A week later I call Fry’s again. Turns out the power adapter was not in stock. So, Fry’s kept the computer, did not ship it, and didn’t notify me. The service person I talked to this weekend promised she is going to ship the computer, although Fry’s has a policy not to ship computers (now they tell me??). The service person told me they are not charging me for the shipping, not because they want to waive the fee to apologize for bad service, but because they forgot to put the shipping charges on e.arlier. The service rep was not apologetic at all. She sounded quite annoyed that I had the nerve to want my computer back, and pleased with the level of incompetence they had managed to achieve so far.

Whole Foods responds to Michael Pollan

Whole Foods CEO John Mackey blogs an extended blog defenseto Michael Pollan’s critique of Whole Foods “industrial organic” model. The response is partly satisfying; it’s a good example of a business using blogging to participate in a public conversation about it’s business; and Whole Foods could go much further to use blog openness to be better corporate citizen.
The strongest part of John Mackey’s post is his explanation of Whole Foods support for local agriculture. With statistics about support for local farms, information about the decentralized purchashing practices of local and regional stores, and a history of Whole Foods’ role in reviving local farming with organic agriculture, Mackey makes a strong case against the accusation that Whole Foods is too big these days to support small local farms. The statistics about the declining use of pesticides and artificial fertilizers in some regions were particularly inspiring.
The defense of animal raising practices is less strong. Mackey cites one big organic dairy that Whole Foods doesn’t buy from because of it’s factory farming, and another big organic dairy that has improved it’s practices; but he doesn’t name names, and therefore doesn’t do a good job of rebutting Pollan’s specific critiques of the practices of brands found the Whole Foods shelves.
Mackey justifies shipping organic produce half way around the world because customers demand the products. This is a fine explanation for Whole Foods shareholders, but a non-answer for constituences who want agriculture to be sustainable. On the other hand, Whole Foods marks the origin of its produce, so US customers who don’t want to buy products from Chile and New Zealand con’t have to. This puts Whole Foods on a continuum of ethical choices; do you want to buy more local when you can, or do you want to avoid businesses that have anything to do with global transport of food.
It’s a fine thing that Mackey and his executives used the blog podium to publicly explain Whole Foods practices. The post was open to comments, and the conversation around the post was discoverable with Technorati or other blog search tools. Michael Pollan responded to Mackey’s post in a NY Times column republished on his blog, and moderated his tone in response to Mackey’s letter, encouraging Whole Foods to do what’s in it’s power to live up to its stated philosophy instead of using the philosophy as an empty marketing slogan.
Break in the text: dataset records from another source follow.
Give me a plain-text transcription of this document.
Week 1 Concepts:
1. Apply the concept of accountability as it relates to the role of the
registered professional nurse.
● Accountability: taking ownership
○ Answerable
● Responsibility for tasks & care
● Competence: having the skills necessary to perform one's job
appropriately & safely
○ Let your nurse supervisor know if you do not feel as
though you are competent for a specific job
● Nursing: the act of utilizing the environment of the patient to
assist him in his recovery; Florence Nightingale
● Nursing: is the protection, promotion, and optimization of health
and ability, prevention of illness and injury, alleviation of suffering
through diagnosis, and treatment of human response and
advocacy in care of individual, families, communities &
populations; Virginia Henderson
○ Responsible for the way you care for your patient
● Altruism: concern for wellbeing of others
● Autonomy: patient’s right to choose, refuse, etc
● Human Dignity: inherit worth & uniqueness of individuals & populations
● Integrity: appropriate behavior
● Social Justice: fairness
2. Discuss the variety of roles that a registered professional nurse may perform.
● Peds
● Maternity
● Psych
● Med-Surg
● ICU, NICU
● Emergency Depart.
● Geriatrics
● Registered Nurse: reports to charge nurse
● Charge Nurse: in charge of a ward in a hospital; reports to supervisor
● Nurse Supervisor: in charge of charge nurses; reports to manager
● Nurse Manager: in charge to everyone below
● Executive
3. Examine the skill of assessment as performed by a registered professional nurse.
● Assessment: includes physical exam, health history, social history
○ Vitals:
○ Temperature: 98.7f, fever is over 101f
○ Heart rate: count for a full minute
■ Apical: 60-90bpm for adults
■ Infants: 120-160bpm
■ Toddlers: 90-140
Whole Foods could do even better to communicate its day-to-day efforts on behalf of local and sustainable food by blogging more; by having divisional and regional managers blog about what they’re doing. More information about Whole Foods day-to-day execution of their practices would help build their reputation where they deserve it, and make it harder to obfuscate in areas like energy use and animal farming.
One good thing about following the blog debate was finding some interesting blogs about local food, including Small Farms and Saute Wednesday, the blog by the editor of a newspaper about sustainable food in the San Francisco bay area.